The authors evaluate the performance of optimized overlapping kernels across intra-node and inter-node configurations on Nvidia and AMD GPU clusters. The results show consistent speedups over baseline implementations, particularly in intra-node scenarios, with varying scalability when extending to multiple nodes. The proposed kernels achieve significant speedups over PyTorch+NCCL and FLUX in intra-node settings, with performance improvements ranging from 1.28× to over 44×. Inter-node scaling shows good weak scaling for AllGather-based kernels but suboptimal performance for ReduceScatter-based kernels, indicating a need for specialized optimizations. The approach demonstrates generality by achieving competitive performance on AMD GPUs, with speedups observed even when compared to optimized vendor-provided libraries.
The authors compare the performance of their distributed AllToAll kernels against DeepEP across different numbers of GPUs. Results show that the Triton-distributed implementation outperforms DeepEP in most cases, particularly for the AllToAll Combine operation, while showing slightly lower performance for AllToAll Dispatch at higher GPU counts. The performance advantage is consistent across both 8 and 16 GPU configurations, with the gap widening at 32 and 64 GPUs. The Triton-distributed implementation achieves higher performance than DeepEP for the AllToAll Combine operation across all GPU counts. For the AllToAll Dispatch operation, the Triton-distributed approach performs worse than DeepEP at 64 GPUs. The performance gap between the two implementations increases as the number of GPUs scales from 8 to 64.

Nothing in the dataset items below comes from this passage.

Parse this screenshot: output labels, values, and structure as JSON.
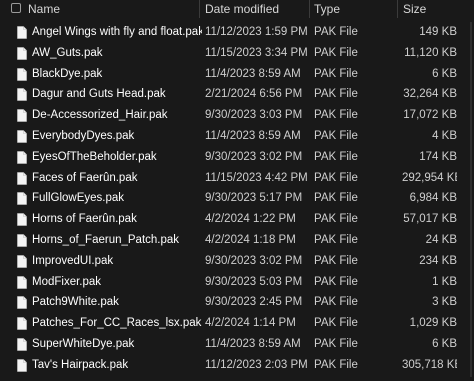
{
  "columns": {
    "name": "Name",
    "date": "Date modified",
    "type": "Type",
    "size": "Size"
  },
  "files": [
    {
      "name": "Angel Wings with fly and float.pak",
      "date": "11/12/2023 1:59 PM",
      "type": "PAK File",
      "size": "149 KB"
    },
    {
      "name": "AW_Guts.pak",
      "date": "11/15/2023 3:34 PM",
      "type": "PAK File",
      "size": "11,120 KB"
    },
    {
      "name": "BlackDye.pak",
      "date": "11/4/2023 8:59 AM",
      "type": "PAK File",
      "size": "6 KB"
    },
    {
      "name": "Dagur and Guts Head.pak",
      "date": "2/21/2024 6:56 PM",
      "type": "PAK File",
      "size": "32,264 KB"
    },
    {
      "name": "De-Accessorized_Hair.pak",
      "date": "9/30/2023 3:03 PM",
      "type": "PAK File",
      "size": "17,072 KB"
    },
    {
      "name": "EverybodyDyes.pak",
      "date": "11/4/2023 8:59 AM",
      "type": "PAK File",
      "size": "4 KB"
    },
    {
      "name": "EyesOfTheBeholder.pak",
      "date": "9/30/2023 3:02 PM",
      "type": "PAK File",
      "size": "174 KB"
    },
    {
      "name": "Faces of Faerûn.pak",
      "date": "11/15/2023 4:42 PM",
      "type": "PAK File",
      "size": "292,954 KB"
    },
    {
      "name": "FullGlowEyes.pak",
      "date": "9/30/2023 5:17 PM",
      "type": "PAK File",
      "size": "6,984 KB"
    },
    {
      "name": "Horns of Faerûn.pak",
      "date": "4/2/2024 1:22 PM",
      "type": "PAK File",
      "size": "57,017 KB"
    },
    {
      "name": "Horns_of_Faerun_Patch.pak",
      "date": "4/2/2024 1:18 PM",
      "type": "PAK File",
      "size": "24 KB"
    },
    {
      "name": "ImprovedUI.pak",
      "date": "9/30/2023 3:02 PM",
      "type": "PAK File",
      "size": "234 KB"
    },
    {
      "name": "ModFixer.pak",
      "date": "9/30/2023 5:03 PM",
      "type": "PAK File",
      "size": "1 KB"
    },
    {
      "name": "Patch9White.pak",
      "date": "9/30/2023 2:45 PM",
      "type": "PAK File",
      "size": "3 KB"
    },
    {
      "name": "Patches_For_CC_Races_lsx.pak",
      "date": "4/2/2024 1:14 PM",
      "type": "PAK File",
      "size": "1,029 KB"
    },
    {
      "name": "SuperWhiteDye.pak",
      "date": "11/4/2023 8:59 AM",
      "type": "PAK File",
      "size": "6 KB"
    },
    {
      "name": "Tav's Hairpack.pak",
      "date": "11/12/2023 2:03 PM",
      "type": "PAK File",
      "size": "305,718 KB"
    }
  ]
}
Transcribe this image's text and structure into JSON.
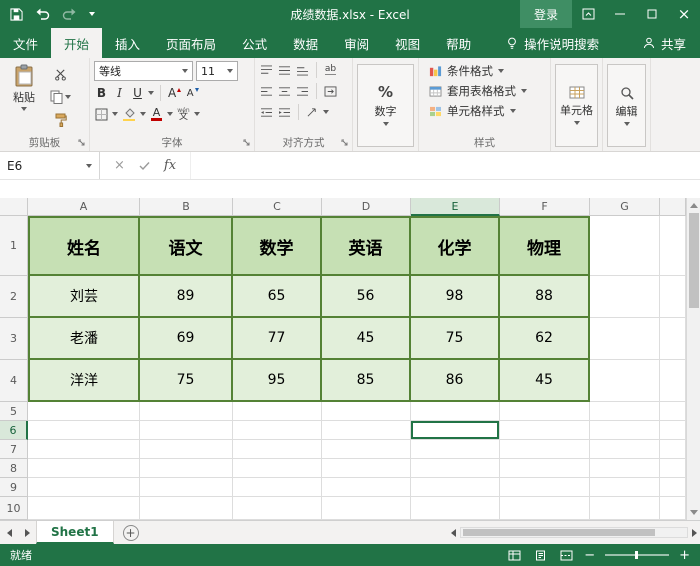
{
  "colors": {
    "excel_green": "#217346",
    "table_border_green": "#548235",
    "table_header_fill": "#c6e0b4",
    "table_cell_fill": "#e2efda"
  },
  "title_bar": {
    "title": "成绩数据.xlsx  -  Excel",
    "login_label": "登录"
  },
  "menu_bar": {
    "tabs": [
      {
        "label": "文件"
      },
      {
        "label": "开始"
      },
      {
        "label": "插入"
      },
      {
        "label": "页面布局"
      },
      {
        "label": "公式"
      },
      {
        "label": "数据"
      },
      {
        "label": "审阅"
      },
      {
        "label": "视图"
      },
      {
        "label": "帮助"
      }
    ],
    "active_tab": "开始",
    "search_label": "操作说明搜索",
    "share_label": "共享"
  },
  "ribbon": {
    "paste_label": "粘贴",
    "clipboard_group_label": "剪贴板",
    "font_name": "等线",
    "font_size": "11",
    "bold_label": "B",
    "italic_label": "I",
    "underline_label": "U",
    "pinyin_top": "wén",
    "pinyin_bottom": "文",
    "wrap_label": "ab",
    "font_group_label": "字体",
    "alignment_group_label": "对齐方式",
    "percent_symbol": "%",
    "number_label": "数字",
    "conditional_formatting_label": "条件格式",
    "format_as_table_label": "套用表格格式",
    "cell_styles_label": "单元格样式",
    "styles_group_label": "样式",
    "cells_label": "单元格",
    "editing_label": "编辑"
  },
  "formula_bar": {
    "name_box_value": "E6",
    "fx_label": "fx"
  },
  "grid": {
    "column_letters": [
      "A",
      "B",
      "C",
      "D",
      "E",
      "F",
      "G"
    ],
    "row_numbers": [
      "1",
      "2",
      "3",
      "4",
      "5",
      "6",
      "7",
      "8",
      "9",
      "10"
    ],
    "header_row": [
      "姓名",
      "语文",
      "数学",
      "英语",
      "化学",
      "物理"
    ],
    "data_rows": [
      [
        "刘芸",
        "89",
        "65",
        "56",
        "98",
        "88"
      ],
      [
        "老潘",
        "69",
        "77",
        "45",
        "75",
        "62"
      ],
      [
        "洋洋",
        "75",
        "95",
        "85",
        "86",
        "45"
      ]
    ],
    "active_cell": "E6"
  },
  "sheet_bar": {
    "sheet_tab_label": "Sheet1"
  },
  "status_bar": {
    "ready_label": "就绪"
  }
}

The experiments evaluate compiler-generated communication kernels across Nvidia and AMD GPUs, benchmarking them against established baselines like PyTorch+NCCL, FLUX, and DeepEP to validate performance across intra-node and inter-node configurations. The results demonstrate that the optimized approach consistently delivers substantial speedups over existing implementations, particularly for collective operations like AllGather and AllToAll Combine, while maintaining strong compatibility across diverse hardware architectures and network protocols. Scaling efficiency varies by kernel type due to inherent communication overheads, yet the system proves that simplified, compiler-driven code generation can match or exceed hand-optimized vendor libraries. Ultimately, the work confirms that the proposed methodology offers a highly effective and broadly compatible alternative for high-performance distributed communication.